Jean 1, 35-42

« Que cherchez-vous ? Venez et voyez »

Auteur anonyme

BVC 91, 1970, p. 12s

 

          Jésus se retourna et vit qu’ils le suivaient. Jésus ne se retournerait pas pour des gens qui seulement le regarderaient passer. Il noue alors la conversation : Que cherchez-vous ? Dans le quatrième évangile, c’est la première parole que Jésus prononce : une question. La première aussi qu’il nous adresse. Elle nous renvoie à nous-mêmes, elle nous invite à la lucidité, à un choix vraiment libre. Jésus ne nous laisse pas le suivre longtemps parce qu’un autre nous l’aurait dit, par curiosité ou par habitude ; il nous veut attentifs, conscients.
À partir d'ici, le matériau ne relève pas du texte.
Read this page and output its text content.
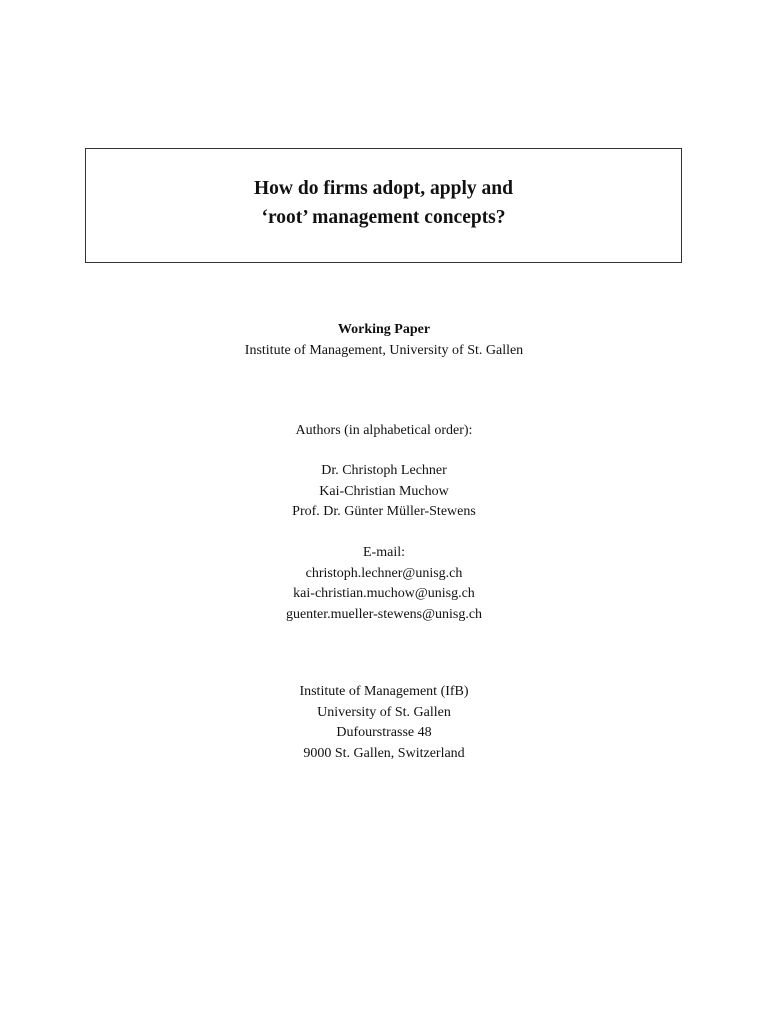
How do firms adopt, apply and
‘root’ management concepts?
Working Paper
Institute of Management, University of St. Gallen
Authors (in alphabetical order):
Dr. Christoph Lechner
Kai-Christian Muchow
Prof. Dr. Günter Müller-Stewens
E-mail:
christoph.lechner@unisg.ch
kai-christian.muchow@unisg.ch
guenter.mueller-stewens@unisg.ch
Institute of Management (IfB)
University of St. Gallen
Dufourstrasse 48
9000 St. Gallen, Switzerland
Voilà pourquoi il nous demande : Que cherchez-vous ? Il suppose que ce n’est pas n’importe quoi, mais avant de répondre à nos questions ou à nos aspirations, il nous contraint à sortir de notre indifférence native.

            Savons-nous ce que nous voulons ? Lui-même n’est pas colporteur de solutions à bon marché : il est venu rendre témoignage à la vérité. Cela nous intéresse-t-il ? Sinon, la conversation peut s’arrêter là.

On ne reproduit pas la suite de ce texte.